The CRA's most recent MAP report reflects a significant increase in the number of cases closed. We believe this is a direct result of the arbitration provisions and the lack of desire by either the CRA or the IRS to go to arbitration. The CRA and IRS do not publish any statistics on arbitration, however it is our understanding that since the arbitration provision have been in place there have been three cases heard and that all have gone in favour of the IRS. Details of the cases are not available. What we can interpret from the number of cases closed by CRA in their last fiscal year is that the governments appear motivated to avoid going to arbitration in all but rare cases. The provisions have had the intended effect of getting both the US and Canadian competent authorities to settle cases more quickly.

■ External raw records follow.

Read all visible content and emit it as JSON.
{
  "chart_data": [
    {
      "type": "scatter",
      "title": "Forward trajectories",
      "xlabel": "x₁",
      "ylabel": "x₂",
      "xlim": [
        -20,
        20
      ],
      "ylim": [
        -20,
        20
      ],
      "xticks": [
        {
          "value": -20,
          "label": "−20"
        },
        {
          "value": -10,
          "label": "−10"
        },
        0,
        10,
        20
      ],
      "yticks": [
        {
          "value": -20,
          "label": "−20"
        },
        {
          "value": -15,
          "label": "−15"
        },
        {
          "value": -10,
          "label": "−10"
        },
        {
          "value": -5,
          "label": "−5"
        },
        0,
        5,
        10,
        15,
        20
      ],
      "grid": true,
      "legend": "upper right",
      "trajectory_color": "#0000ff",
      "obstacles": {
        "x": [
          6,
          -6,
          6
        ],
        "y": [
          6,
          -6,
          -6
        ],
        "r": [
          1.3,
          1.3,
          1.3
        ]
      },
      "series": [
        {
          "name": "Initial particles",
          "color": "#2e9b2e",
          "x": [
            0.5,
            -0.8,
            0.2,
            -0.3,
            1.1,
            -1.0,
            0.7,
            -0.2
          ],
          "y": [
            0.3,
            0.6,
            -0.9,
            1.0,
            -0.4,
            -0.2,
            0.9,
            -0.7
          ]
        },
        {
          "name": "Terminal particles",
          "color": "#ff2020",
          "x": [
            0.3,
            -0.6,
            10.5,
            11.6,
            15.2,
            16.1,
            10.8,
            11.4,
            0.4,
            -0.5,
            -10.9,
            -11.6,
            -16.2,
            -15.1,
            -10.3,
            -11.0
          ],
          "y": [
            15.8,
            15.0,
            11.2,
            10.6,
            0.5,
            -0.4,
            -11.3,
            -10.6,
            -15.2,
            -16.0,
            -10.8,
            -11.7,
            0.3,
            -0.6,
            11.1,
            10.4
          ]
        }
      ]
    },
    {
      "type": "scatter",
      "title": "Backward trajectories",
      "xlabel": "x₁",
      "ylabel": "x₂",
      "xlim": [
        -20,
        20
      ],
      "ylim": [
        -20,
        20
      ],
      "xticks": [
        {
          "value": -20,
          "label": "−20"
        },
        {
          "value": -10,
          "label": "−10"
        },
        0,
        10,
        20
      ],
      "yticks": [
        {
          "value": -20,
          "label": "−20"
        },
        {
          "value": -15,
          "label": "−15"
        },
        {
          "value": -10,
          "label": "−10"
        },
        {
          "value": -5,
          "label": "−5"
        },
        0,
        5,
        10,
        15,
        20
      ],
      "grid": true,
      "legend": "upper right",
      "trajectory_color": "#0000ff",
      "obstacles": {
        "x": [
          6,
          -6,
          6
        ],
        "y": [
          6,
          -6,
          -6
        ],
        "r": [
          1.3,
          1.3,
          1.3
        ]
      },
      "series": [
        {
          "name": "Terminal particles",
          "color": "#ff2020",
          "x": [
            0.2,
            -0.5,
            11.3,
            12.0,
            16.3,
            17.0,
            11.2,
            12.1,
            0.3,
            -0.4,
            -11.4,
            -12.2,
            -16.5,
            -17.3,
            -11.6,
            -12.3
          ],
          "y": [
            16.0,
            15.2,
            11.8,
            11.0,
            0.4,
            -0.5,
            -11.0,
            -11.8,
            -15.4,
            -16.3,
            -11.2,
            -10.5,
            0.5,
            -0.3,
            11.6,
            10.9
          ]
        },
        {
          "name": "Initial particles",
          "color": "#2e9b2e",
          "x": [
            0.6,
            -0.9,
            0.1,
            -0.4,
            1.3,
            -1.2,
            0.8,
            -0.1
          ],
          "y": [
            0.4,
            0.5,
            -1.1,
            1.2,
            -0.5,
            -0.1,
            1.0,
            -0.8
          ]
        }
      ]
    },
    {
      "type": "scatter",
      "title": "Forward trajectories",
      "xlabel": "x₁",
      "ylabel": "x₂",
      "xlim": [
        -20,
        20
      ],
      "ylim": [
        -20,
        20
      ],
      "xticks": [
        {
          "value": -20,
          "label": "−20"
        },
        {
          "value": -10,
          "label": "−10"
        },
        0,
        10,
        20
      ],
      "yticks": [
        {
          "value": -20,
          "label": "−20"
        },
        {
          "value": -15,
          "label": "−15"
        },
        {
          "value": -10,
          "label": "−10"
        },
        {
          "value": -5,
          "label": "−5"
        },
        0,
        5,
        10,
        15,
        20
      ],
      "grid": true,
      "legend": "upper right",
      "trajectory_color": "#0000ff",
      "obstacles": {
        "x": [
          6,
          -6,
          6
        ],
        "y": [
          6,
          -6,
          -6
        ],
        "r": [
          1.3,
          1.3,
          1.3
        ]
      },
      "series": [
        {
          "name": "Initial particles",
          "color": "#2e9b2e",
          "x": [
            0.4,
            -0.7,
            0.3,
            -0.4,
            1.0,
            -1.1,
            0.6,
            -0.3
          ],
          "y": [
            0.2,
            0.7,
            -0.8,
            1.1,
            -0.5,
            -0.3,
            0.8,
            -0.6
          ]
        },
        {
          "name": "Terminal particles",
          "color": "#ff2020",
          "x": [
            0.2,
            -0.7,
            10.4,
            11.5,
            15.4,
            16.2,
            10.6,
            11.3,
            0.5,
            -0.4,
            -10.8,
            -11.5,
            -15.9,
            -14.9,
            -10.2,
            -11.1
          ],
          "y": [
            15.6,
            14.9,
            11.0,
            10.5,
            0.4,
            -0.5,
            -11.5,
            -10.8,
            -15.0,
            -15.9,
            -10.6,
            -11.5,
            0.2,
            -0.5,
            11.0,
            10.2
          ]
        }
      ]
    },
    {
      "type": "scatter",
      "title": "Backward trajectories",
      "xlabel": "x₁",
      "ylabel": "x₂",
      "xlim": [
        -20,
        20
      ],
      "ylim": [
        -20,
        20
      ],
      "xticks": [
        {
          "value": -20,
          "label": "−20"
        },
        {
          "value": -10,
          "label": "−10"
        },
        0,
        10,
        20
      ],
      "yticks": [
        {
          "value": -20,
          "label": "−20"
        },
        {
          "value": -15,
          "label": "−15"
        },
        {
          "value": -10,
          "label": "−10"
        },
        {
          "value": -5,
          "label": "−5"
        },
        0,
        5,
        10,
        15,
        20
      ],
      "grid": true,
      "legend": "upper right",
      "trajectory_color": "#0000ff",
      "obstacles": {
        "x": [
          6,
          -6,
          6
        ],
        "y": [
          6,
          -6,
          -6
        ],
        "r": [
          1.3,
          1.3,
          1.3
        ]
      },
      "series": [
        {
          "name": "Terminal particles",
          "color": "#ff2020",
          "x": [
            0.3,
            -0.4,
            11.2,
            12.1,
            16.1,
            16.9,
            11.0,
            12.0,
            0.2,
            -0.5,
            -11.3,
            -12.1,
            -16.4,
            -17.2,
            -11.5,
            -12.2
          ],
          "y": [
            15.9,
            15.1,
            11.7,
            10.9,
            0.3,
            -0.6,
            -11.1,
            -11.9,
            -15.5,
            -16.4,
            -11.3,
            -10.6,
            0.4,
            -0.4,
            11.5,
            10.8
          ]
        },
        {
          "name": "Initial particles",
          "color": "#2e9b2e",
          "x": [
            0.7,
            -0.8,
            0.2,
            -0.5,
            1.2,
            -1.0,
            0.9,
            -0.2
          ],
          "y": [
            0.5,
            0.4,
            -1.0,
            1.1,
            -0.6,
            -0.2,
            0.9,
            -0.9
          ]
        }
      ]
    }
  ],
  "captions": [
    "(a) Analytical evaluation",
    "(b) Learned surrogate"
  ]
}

III. CRA Aggressively Pursues Transfer Pricing Adjustments

The CRA continues to aggressively audit international transactions, looking for taxpayers who stray too far from the ''norm''. This in fact no different than other close trading partners with Canada, see comments by President Obama in the US and recent headlines in the UK about Starbucks, Google and Amazon.com. The CRA auditors, supported by economists and senior analysts have certain benchmarks in mind when they look at an intercompany transaction. When the margins reported fall short of what is expected, a more detailed audit will be conducted and in a number of cases an adjustment will be proposed often with what looks like a ''shoot first, ask questions later'' attitude. This aggressive stance by the CRA (along with other governments around the world) is expected to continue into the foreseeable future and increases the need for business to take a balanced approach to transfer pricing and prepare detailed documentation in support of their intercompany transactions.